At last I have managed to get Google Page Speed Score of 99 and YSlow score of 97 for this blog. As mentioned earlier, this blog is generated using Pelican and deployed on heroku Cedar Stack which supports Python applications. It is served from great wsgi app called ‘static‘, gunicorn and gevent. I had to make a lot of changes in static to make it possible.

Gzip Compression

As we are serving static content, there is no need to compress the content with each and every request. We can have gzipped content generated along with the other static content and serve it when requested. This approach, in my opinion, is faster than on-the-fly gzip compression used by nginx and apache. We can save CPU time used to compress the content with each request. I used gzip_cache plugin to generate the gzipped version of all my content. Next step was to serve this static content when requested. Static does not support this by default. I had to modify it a little bit. It tries to find the gzipped copy of the content, if gzipped content request is received.

Leverage browser caching

This is purely handled by the HTTP Server serving the content. Again I had to make a few changes in static to enable caching. I tried to keep the syntax similar to Apache’s ExpiresByType. Expire time can be specified in seconds against each mime type.

Specify a character set

Again this is purely handled by the HTTP Server and I had to make a few changes in static to make it possible. Just like Expires headers, I tried to keep the syntax similar to apache’s AddCharset. Charset can be set for filename patterns.

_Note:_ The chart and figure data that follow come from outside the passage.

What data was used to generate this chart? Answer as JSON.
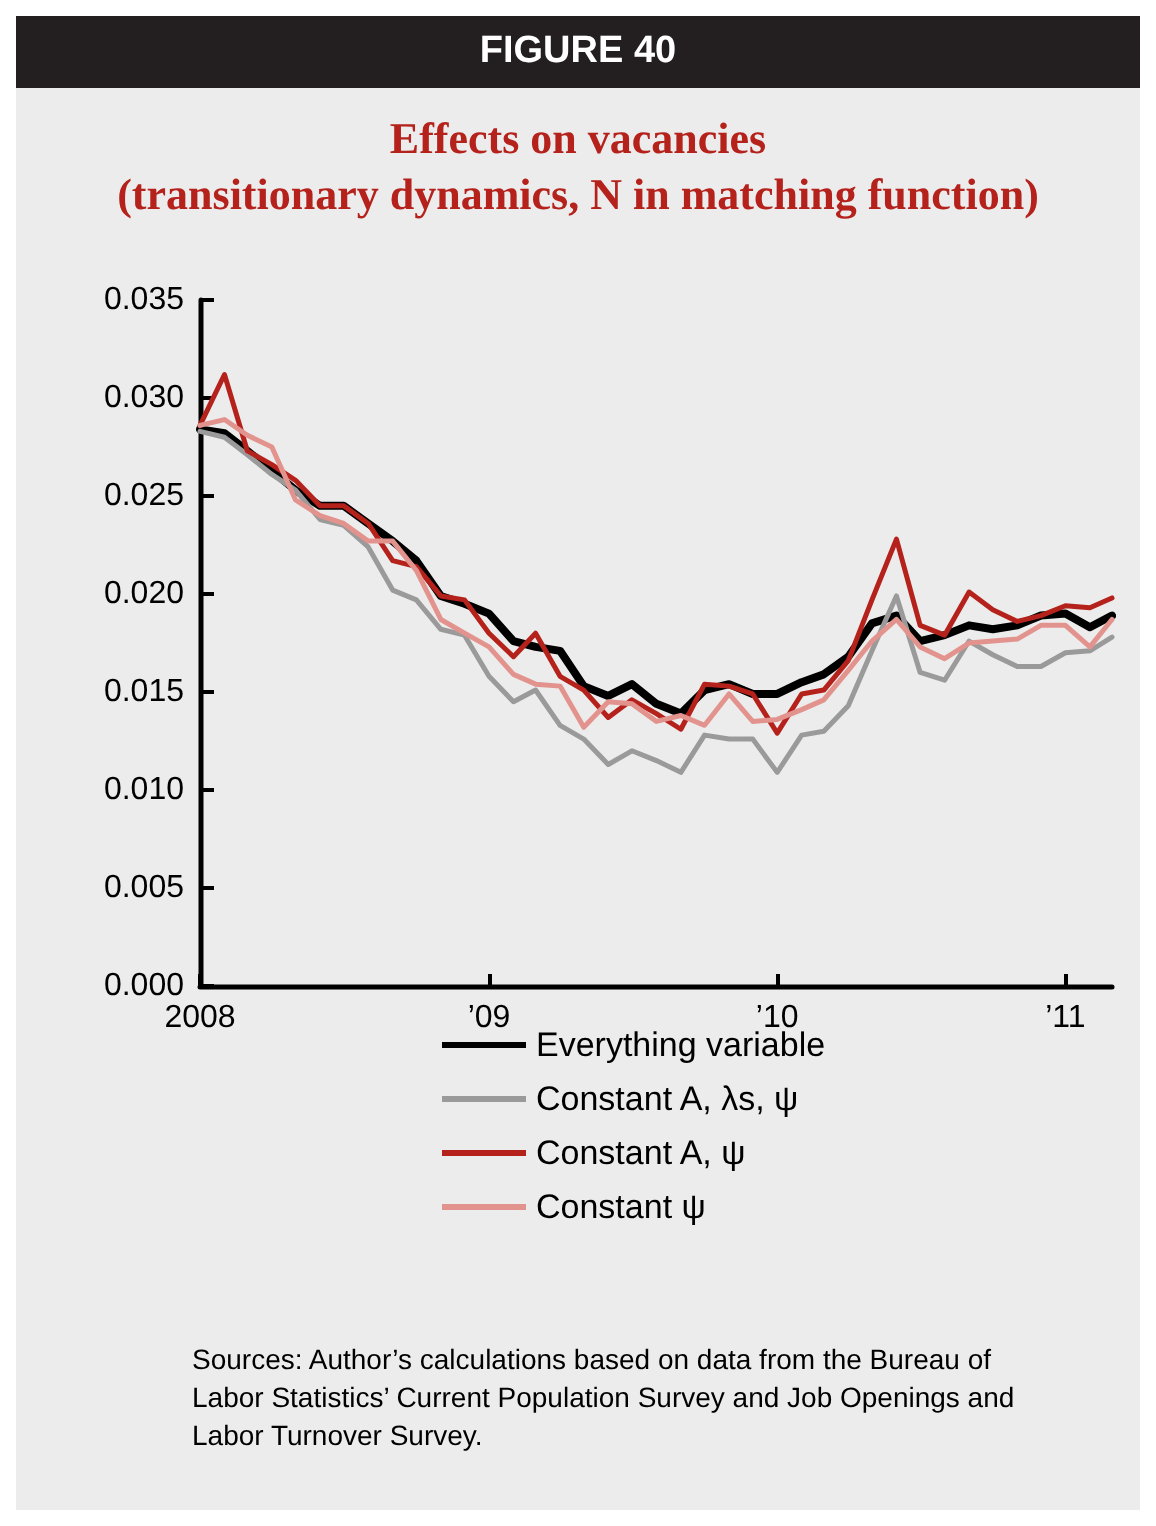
{
  "chart_data": {
    "type": "line",
    "title": "FIGURE 40",
    "subtitle": "Effects on vacancies\n(transitionary dynamics, N in matching function)",
    "x": [
      "2008-01",
      "2008-02",
      "2008-03",
      "2008-04",
      "2008-05",
      "2008-06",
      "2008-07",
      "2008-08",
      "2008-09",
      "2008-10",
      "2008-11",
      "2008-12",
      "2009-01",
      "2009-02",
      "2009-03",
      "2009-04",
      "2009-05",
      "2009-06",
      "2009-07",
      "2009-08",
      "2009-09",
      "2009-10",
      "2009-11",
      "2009-12",
      "2010-01",
      "2010-02",
      "2010-03",
      "2010-04",
      "2010-05",
      "2010-06",
      "2010-07",
      "2010-08",
      "2010-09",
      "2010-10",
      "2010-11",
      "2010-12",
      "2011-01",
      "2011-02",
      "2011-03"
    ],
    "series": [
      {
        "name": "Everything variable",
        "color": "#000000",
        "values": [
          0.0284,
          0.0282,
          0.0273,
          0.0263,
          0.0253,
          0.0245,
          0.0245,
          0.0236,
          0.0227,
          0.0217,
          0.0199,
          0.0195,
          0.019,
          0.0176,
          0.0173,
          0.0171,
          0.0153,
          0.0148,
          0.0154,
          0.0144,
          0.0139,
          0.0151,
          0.0154,
          0.0149,
          0.0149,
          0.0155,
          0.0159,
          0.0168,
          0.0185,
          0.0189,
          0.0176,
          0.0179,
          0.0184,
          0.0182,
          0.0184,
          0.0189,
          0.019,
          0.0183,
          0.0189
        ]
      },
      {
        "name": "Constant A, λs, ψ",
        "color": "#9a9a9a",
        "values": [
          0.0283,
          0.028,
          0.0271,
          0.0261,
          0.0253,
          0.0238,
          0.0235,
          0.0224,
          0.0202,
          0.0197,
          0.0182,
          0.0179,
          0.0158,
          0.0145,
          0.0151,
          0.0133,
          0.0126,
          0.0113,
          0.012,
          0.0115,
          0.0109,
          0.0128,
          0.0126,
          0.0126,
          0.0109,
          0.0128,
          0.013,
          0.0143,
          0.0171,
          0.0199,
          0.016,
          0.0156,
          0.0176,
          0.0169,
          0.0163,
          0.0163,
          0.017,
          0.0171,
          0.0178
        ]
      },
      {
        "name": "Constant A, ψ",
        "color": "#b5221c",
        "values": [
          0.0286,
          0.0312,
          0.0273,
          0.0266,
          0.0258,
          0.0245,
          0.0245,
          0.0236,
          0.0217,
          0.0214,
          0.0199,
          0.0197,
          0.018,
          0.0168,
          0.018,
          0.0158,
          0.0151,
          0.0137,
          0.0146,
          0.0139,
          0.0131,
          0.0154,
          0.0153,
          0.0149,
          0.0129,
          0.0149,
          0.0151,
          0.0166,
          0.0197,
          0.0228,
          0.0184,
          0.0179,
          0.0201,
          0.0192,
          0.0186,
          0.0189,
          0.0194,
          0.0193,
          0.0198
        ]
      },
      {
        "name": "Constant ψ",
        "color": "#e3938d",
        "values": [
          0.0286,
          0.0289,
          0.0281,
          0.0275,
          0.0248,
          0.024,
          0.0236,
          0.0227,
          0.0227,
          0.0212,
          0.0187,
          0.018,
          0.0173,
          0.0159,
          0.0154,
          0.0153,
          0.0132,
          0.0145,
          0.0144,
          0.0135,
          0.0138,
          0.0133,
          0.0149,
          0.0135,
          0.0136,
          0.0141,
          0.0146,
          0.0161,
          0.0176,
          0.0187,
          0.0173,
          0.0167,
          0.0175,
          0.0176,
          0.0177,
          0.0184,
          0.0184,
          0.0173,
          0.0187
        ]
      }
    ],
    "xlim": [
      "2008-01",
      "2011-03"
    ],
    "xticks": [
      {
        "value": "2008",
        "label": "2008"
      },
      {
        "value": "2009",
        "label": "’09"
      },
      {
        "value": "2010",
        "label": "’10"
      },
      {
        "value": "2011",
        "label": "’11"
      }
    ],
    "ylim": [
      0,
      0.035
    ],
    "yticks": [
      {
        "value": 0,
        "label": "0.000"
      },
      {
        "value": 0.005,
        "label": "0.005"
      },
      {
        "value": 0.01,
        "label": "0.010"
      },
      {
        "value": 0.015,
        "label": "0.015"
      },
      {
        "value": 0.02,
        "label": "0.020"
      },
      {
        "value": 0.025,
        "label": "0.025"
      },
      {
        "value": 0.03,
        "label": "0.030"
      },
      {
        "value": 0.035,
        "label": "0.035"
      }
    ],
    "grid": false,
    "legend": "bottom",
    "marker": "none",
    "line_style": "solid",
    "annotations": [
      "Sources: Author’s calculations based on data from the Bureau of Labor Statistics’ Current Population Survey and Job Openings and Labor Turnover Survey."
    ]
  }
}
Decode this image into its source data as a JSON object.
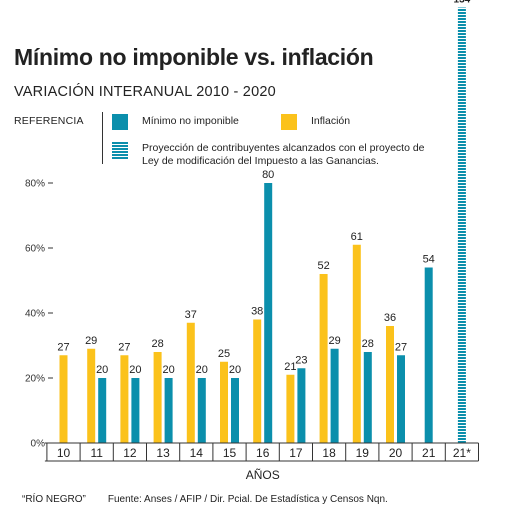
{
  "header": {
    "title": "Mínimo no imponible vs. inflación",
    "subtitle": "VARIACIÓN INTERANUAL 2010 - 2020"
  },
  "legend": {
    "reference_label": "REFERENCIA",
    "items": [
      {
        "label": "Mínimo no imponible",
        "color": "#0b8fac"
      },
      {
        "label": "Inflación",
        "color": "#fbc21b"
      },
      {
        "label": "Proyección de contribuyentes alcanzados con el proyecto de Ley de modificación del Impuesto a las Ganancias.",
        "color": "#0b8fac",
        "pattern": "striped"
      }
    ]
  },
  "footer": {
    "credit": "“RÍO NEGRO”",
    "source": "Fuente: Anses / AFIP / Dir. Pcial. De Estadística y Censos Nqn."
  },
  "chart_data": {
    "type": "bar",
    "title": "Mínimo no imponible vs. inflación",
    "subtitle": "VARIACIÓN INTERANUAL 2010 - 2020",
    "xlabel": "AÑOS",
    "ylabel": "",
    "categories": [
      "10",
      "11",
      "12",
      "13",
      "14",
      "15",
      "16",
      "17",
      "18",
      "19",
      "20",
      "21",
      "21*"
    ],
    "yticks": [
      "0%",
      "20%",
      "40%",
      "60%",
      "80%"
    ],
    "ylim": [
      0,
      134
    ],
    "grid": false,
    "legend_position": "top",
    "series": [
      {
        "name": "Mínimo no imponible",
        "color": "#0b8fac",
        "values": [
          null,
          20,
          20,
          20,
          20,
          20,
          80,
          23,
          29,
          28,
          27,
          54,
          null
        ]
      },
      {
        "name": "Inflación",
        "color": "#fbc21b",
        "values": [
          27,
          29,
          27,
          28,
          37,
          25,
          38,
          21,
          52,
          61,
          36,
          null,
          null
        ]
      },
      {
        "name": "Proyección de contribuyentes alcanzados con el proyecto de Ley de modificación del Impuesto a las Ganancias.",
        "color": "#0b8fac",
        "pattern": "striped",
        "values": [
          null,
          null,
          null,
          null,
          null,
          null,
          null,
          null,
          null,
          null,
          null,
          null,
          134
        ]
      }
    ]
  }
}
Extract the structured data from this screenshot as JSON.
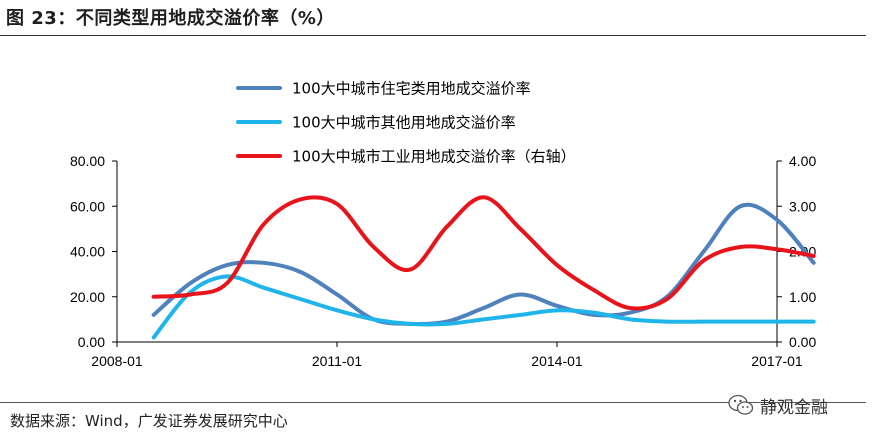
{
  "header": {
    "title": "图 23：不同类型用地成交溢价率（%）"
  },
  "footer": {
    "source": "数据来源：Wind，广发证券发展研究中心",
    "watermark": "静观金融",
    "watermark_icon": "wechat-icon"
  },
  "chart_data": {
    "type": "line",
    "title": "",
    "xlabel": "",
    "ylabel": "",
    "x_tick_labels": [
      "2008-01",
      "2011-01",
      "2014-01",
      "2017-01"
    ],
    "x_range": [
      2008.0,
      2017.0
    ],
    "ylim": [
      0,
      80
    ],
    "y_ticks": [
      "0.00",
      "20.00",
      "40.00",
      "60.00",
      "80.00"
    ],
    "ylim_right": [
      0,
      4
    ],
    "y2_ticks": [
      "0.00",
      "1.00",
      "2.00",
      "3.00",
      "4.00"
    ],
    "grid": false,
    "legend_position": "top-center",
    "series": [
      {
        "name": "100大中城市住宅类用地成交溢价率",
        "axis": "left",
        "color": "#4f81bd",
        "x": [
          2008.5,
          2009.0,
          2009.5,
          2010.0,
          2010.5,
          2011.0,
          2011.5,
          2012.0,
          2012.5,
          2013.0,
          2013.5,
          2014.0,
          2014.5,
          2015.0,
          2015.5,
          2016.0,
          2016.5,
          2017.0,
          2017.5
        ],
        "values": [
          12,
          26,
          34,
          35,
          31,
          21,
          10,
          8,
          9,
          15,
          21,
          16,
          12,
          13,
          20,
          40,
          60,
          54,
          35
        ]
      },
      {
        "name": "100大中城市其他用地成交溢价率",
        "axis": "left",
        "color": "#1fb5ea",
        "x": [
          2008.5,
          2009.0,
          2009.5,
          2010.0,
          2010.5,
          2011.0,
          2011.5,
          2012.0,
          2012.5,
          2013.0,
          2013.5,
          2014.0,
          2014.5,
          2015.0,
          2015.5,
          2016.0,
          2016.5,
          2017.0,
          2017.5
        ],
        "values": [
          2,
          22,
          29,
          24,
          19,
          14,
          10,
          8,
          8,
          10,
          12,
          14,
          13,
          10,
          9,
          9,
          9,
          9,
          9
        ]
      },
      {
        "name": "100大中城市工业用地成交溢价率（右轴）",
        "axis": "right",
        "color": "#e8141c",
        "x": [
          2008.5,
          2009.0,
          2009.5,
          2010.0,
          2010.5,
          2011.0,
          2011.5,
          2012.0,
          2012.5,
          2013.0,
          2013.5,
          2014.0,
          2014.5,
          2015.0,
          2015.5,
          2016.0,
          2016.5,
          2017.0,
          2017.5
        ],
        "values": [
          1.0,
          1.05,
          1.3,
          2.6,
          3.15,
          3.05,
          2.1,
          1.6,
          2.55,
          3.2,
          2.5,
          1.7,
          1.15,
          0.75,
          0.95,
          1.8,
          2.1,
          2.05,
          1.9
        ]
      }
    ]
  }
}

Minify resources & Combine external resources

Using assets plugin to combine and minify resources which further uses web assets. This is done offline, so no minification & combining overhead here.

Optimize images

Lossless compression of images was done using jpegtran and optipng. This task was automated by writing a pelican plugin. Again, done offline, so no CPU needed to serve optimized images.

Remove unused CSS

This blog template was designed using twitter bootstrap and lots of custom css. Even after combining and minification, the size was 130KB. I used mincss to find unused css and remove it. Now the CSS is just 14KB (4KB gzipped). I had to re-add some styles which were used on other pages. Once again, done offline and at design time only.

What’s still missing?

Specify image dimensions

Being responsive design, it is not possible to send all images with image dimensions specified. The images resize themselves according to the screen size. Although, we could use some javascript to determine screen size and resize images accordingly, but this would have its own overheads.

Leverage browser caching for external resources

This blog uses only one external resource ga.js, which is the javascript file used by Google Analytics. It comes with Expires headers of 12 hours. There has been a lot of discussion about caching and serving it from one’s own servers but I guess anything like this would be overkill. ga.js is so common, that it is probably downloaded by some other website already.

Using CDN for static content

This task is in my todo and I am still looking for a good (preferably free) CDN.